When the food was ready, a deputy of the canoe owner began to distribute the pots. Important men in Molima are inclined to leave such tasks to others. With the name of reach recipient, the deputy mentioned his contribution, if any, to the making or display of the canoe. Part of the food was given to the helpers, and the rest to the matrilineal kin of the dead man in whose name the canoe was made. The latter, in return, lifted the food tabus which the other kin of the dead, including the canoe owner, had been observing as a sign of mourning. Because I was moving from hamlet to hamlet that day, I saw the rite only once. It was typically Molima in its simplicity: a woman of the matrilineal kin walked through the hamlet and waved a cooked yam in front of the people sitting there. They apparently paid no attention, but in fact knew that they could now eat freely of all foods. This seemingly casual act was the final step in a long and elaborate series of exchanges between the matrilineal and the other kin of the dead. These exchanges begin at the funeral and continue for years through several mortuary feasts, at which the matrilineal kin, who do not mourn but perform duties such as burying the corpse, gradually release the other kin from mourning restrictions in exchange for being feasted.

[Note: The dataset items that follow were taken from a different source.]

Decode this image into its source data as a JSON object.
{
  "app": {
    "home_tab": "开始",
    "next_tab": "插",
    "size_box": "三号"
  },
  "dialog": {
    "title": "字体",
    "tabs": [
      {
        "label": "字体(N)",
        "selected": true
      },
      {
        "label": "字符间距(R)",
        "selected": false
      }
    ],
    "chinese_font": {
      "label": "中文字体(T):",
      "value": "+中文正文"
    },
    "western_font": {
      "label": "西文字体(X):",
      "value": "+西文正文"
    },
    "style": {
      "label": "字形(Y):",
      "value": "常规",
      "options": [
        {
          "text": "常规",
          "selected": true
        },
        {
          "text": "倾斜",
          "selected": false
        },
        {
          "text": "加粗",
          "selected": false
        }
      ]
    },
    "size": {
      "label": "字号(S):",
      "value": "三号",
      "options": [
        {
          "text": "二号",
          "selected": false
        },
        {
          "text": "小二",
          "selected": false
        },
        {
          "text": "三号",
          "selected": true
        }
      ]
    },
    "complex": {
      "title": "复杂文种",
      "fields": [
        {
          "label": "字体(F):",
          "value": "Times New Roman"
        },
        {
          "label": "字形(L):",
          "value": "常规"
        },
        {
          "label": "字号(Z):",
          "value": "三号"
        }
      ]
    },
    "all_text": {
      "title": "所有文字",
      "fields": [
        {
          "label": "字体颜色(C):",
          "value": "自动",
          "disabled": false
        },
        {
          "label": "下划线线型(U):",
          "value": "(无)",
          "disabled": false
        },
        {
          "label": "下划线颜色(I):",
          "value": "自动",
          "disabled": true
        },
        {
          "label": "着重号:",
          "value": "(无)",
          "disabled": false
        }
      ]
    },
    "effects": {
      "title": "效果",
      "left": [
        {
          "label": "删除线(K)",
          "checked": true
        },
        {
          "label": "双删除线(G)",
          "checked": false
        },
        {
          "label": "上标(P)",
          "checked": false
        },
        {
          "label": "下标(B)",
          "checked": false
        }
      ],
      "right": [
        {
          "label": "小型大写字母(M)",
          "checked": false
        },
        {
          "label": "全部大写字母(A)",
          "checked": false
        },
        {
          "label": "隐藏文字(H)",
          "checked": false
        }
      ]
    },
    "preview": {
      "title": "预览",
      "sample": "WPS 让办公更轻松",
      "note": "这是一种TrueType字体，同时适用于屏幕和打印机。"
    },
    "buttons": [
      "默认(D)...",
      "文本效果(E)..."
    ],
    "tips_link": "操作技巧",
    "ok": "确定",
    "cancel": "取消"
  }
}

By constructing a canoe and taking it to visit other villages, a man not only honors his dead kinsman but enhances his own reputation, since the resulting feast is vastly superior to an ordinary one. Afterwards he can continue to demonstrate his superior qualities as both a leader and a family man, because he now owns a canoe which serves the whole community and will eventually be inherited by his son, who can use it to emulate his father. As long as the Molima retain their traditional system of values, plank canoes will continue to be an important feature of their culture.